About The Northern Mockingbird
The Northern Mockingbird is known for its unique ability of imitating many different bird songs, able to mimic over thirty different avian calls in a sequence. This large variety measures at 9 to 11 inches in length. It has light colored eyes, gray overall cover, long black tails, and long legs, with beige to white undersides. Outer tail feathers are white, while the wings are primarily black with thick white stripes and patches. Also nicknamed the American Nightingale, the Northern Mockingbird species continues to proliferate northward. It defends not only its breeding territory, like most birds, but also its feeding territory, which it frequents in the fall and winter seasons.
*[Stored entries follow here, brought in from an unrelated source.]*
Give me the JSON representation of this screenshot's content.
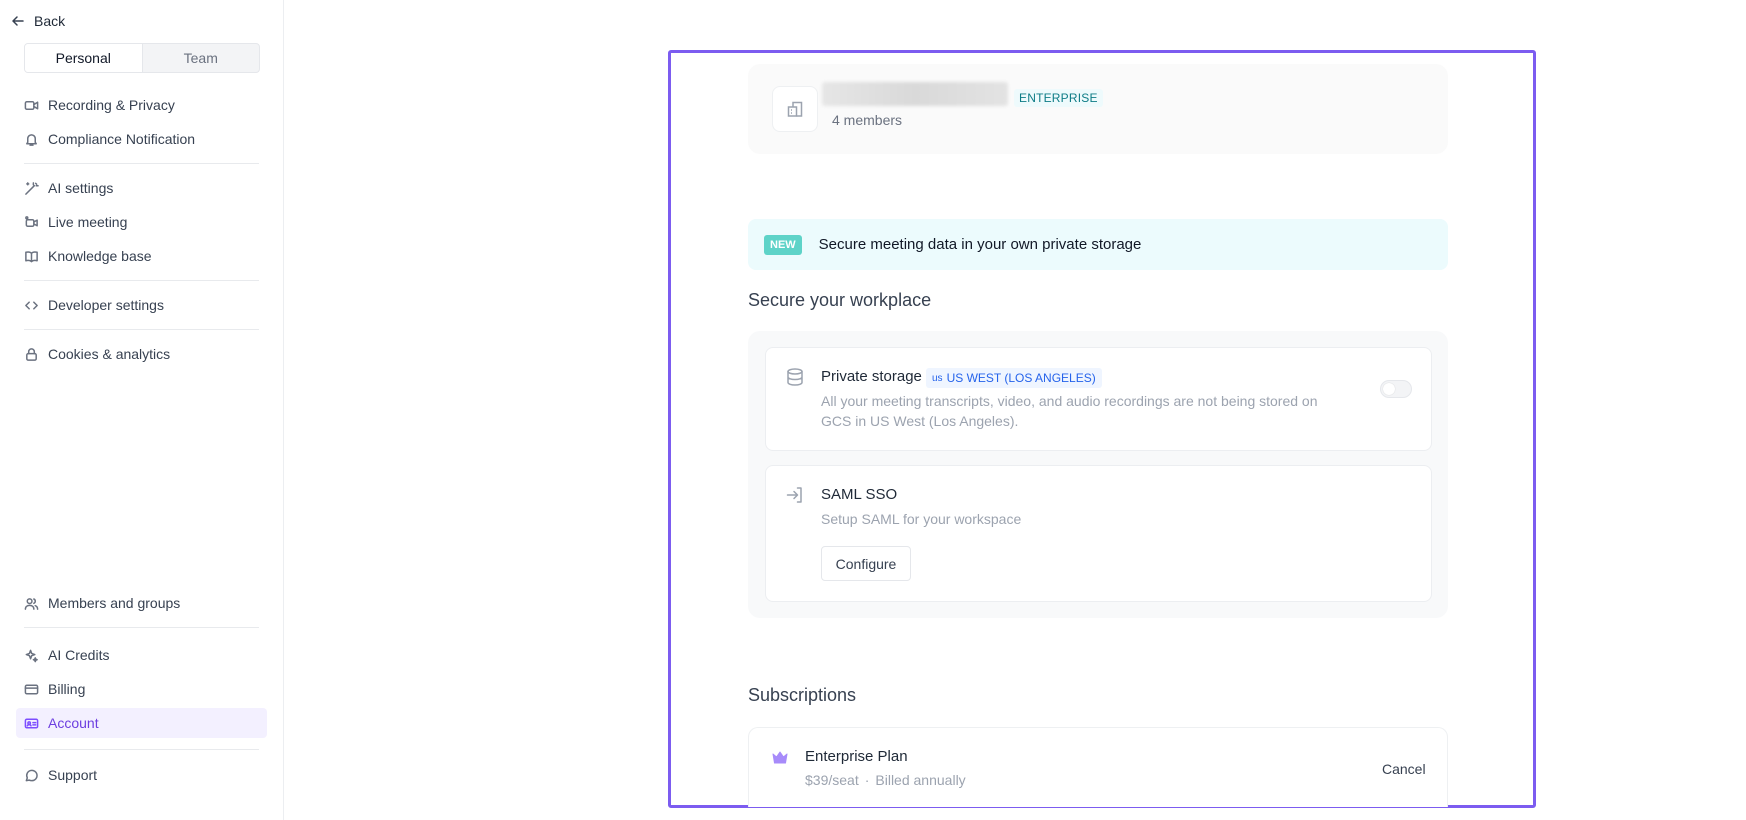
{
  "sidebar": {
    "back_label": "Back",
    "segments": [
      "Personal",
      "Team"
    ],
    "items": [
      {
        "label": "Recording & Privacy",
        "icon": "video-camera-icon"
      },
      {
        "label": "Compliance Notification",
        "icon": "bell-icon"
      },
      {
        "label": "AI settings",
        "icon": "magic-wand-icon"
      },
      {
        "label": "Live meeting",
        "icon": "live-video-icon"
      },
      {
        "label": "Knowledge base",
        "icon": "book-icon"
      },
      {
        "label": "Developer settings",
        "icon": "code-icon"
      },
      {
        "label": "Cookies & analytics",
        "icon": "lock-icon"
      },
      {
        "label": "Members and groups",
        "icon": "users-icon"
      },
      {
        "label": "AI Credits",
        "icon": "sparkle-icon"
      },
      {
        "label": "Billing",
        "icon": "credit-card-icon"
      },
      {
        "label": "Account",
        "icon": "id-card-icon"
      },
      {
        "label": "Support",
        "icon": "chat-bubble-icon"
      }
    ]
  },
  "org": {
    "badge": "ENTERPRISE",
    "members": "4 members"
  },
  "banner": {
    "badge": "NEW",
    "text": "Secure meeting data in your own private storage"
  },
  "secure": {
    "heading": "Secure your workplace",
    "private_storage": {
      "title": "Private storage",
      "region_code": "us",
      "region": "US WEST (LOS ANGELES)",
      "description_line1": "All your meeting transcripts, video, and audio recordings are not being stored on",
      "description_line2": "GCS in US West (Los Angeles).",
      "enabled": false
    },
    "saml": {
      "title": "SAML SSO",
      "description": "Setup SAML for your workspace",
      "button": "Configure"
    }
  },
  "subscriptions": {
    "heading": "Subscriptions",
    "plan": {
      "name": "Enterprise Plan",
      "price": "$39/seat",
      "separator": "·",
      "billing": "Billed annually",
      "cancel": "Cancel"
    }
  },
  "colors": {
    "accent": "#7c5cf0",
    "active_bg": "#f3f0ff",
    "banner_bg": "#ecfbfd",
    "new_badge": "#5ed3c8"
  }
}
The Northern Mockingbird Nesting Preferences
Low trees and thick shrubs serve as nesting locations for the Northern Mockingbird. The male gathers and puts twigs together to build a sturdy base for the nest. The female then weaves an open cup made of weeds, leaves, and grass, padded with thin roots, feathers, moss, and fine hairy substances from plants. She then lays about 3 to 4 eggs, incubates them for 12 to 13 days. After hatching, both parents put in efforts in feeding the young birds for 6 days. Another 6 days and the young ones may be expected to leave the nest, although they have yet to fly expertly. For up to 21 days after they leave the nest, the parents will continue to feed them. As Northern Mockingbirds have been known to raise about four broods within a breeding season, the male will already start building the nest for the next brood as soon as the last brood hatches, while the female attends to them. After building the nest base, the two will switch, so that the female can finish building the new nest.
Building a Birdhouse For The Northern Mockingbird
Northern Mockingbirds are known to build intricate nests on low foliage, thus it may be unlikely that this breed will be attracted to nest on a birdhouse. Birdwatchers may try to lure them with low trees and shrubs, as well as a supply of their choice food.
The Northern Mockingbird Mating Habits
Though monogamy is the norm for the Northern Mockingbird, polygamy in this species has been observed as well, with some mated birds usually staying together for just one breeding period. Early in the year, the males already claim the nesting territory. The female linger in the winter-feeding territory until it is time to choose her mate or come together with her partner from the last breeding season. When the female enters the nesting territory, the male will issue a challenge, as he chases the female. If she goes away, he could attempt to lure her again by spreading his wings and calling gently.
The Northern Mockingbird Feeding Preferences
Northern Mockingbirds forage from the ground, and eat differently during breeding season and winter. Small invertebrates, such as snails, spiders, beetles, grasshoppers, and worms, are a major part of their breeding-season diet, while the winter diet is primarily made up of fruits, like berries.
Interesting Northern Mockingbird Facts
Either gender of Northern Mockingbirds can sing intricate and varying songs, with every particular phrase repeating several times. Their songs are littered with fragments of different birds’ songs, being the skilled impressionists of the bird kind. The scientific name of the Northern Mockingbird is Mimus polyglottos. It is classified as order Passeriformes, family Mimidae.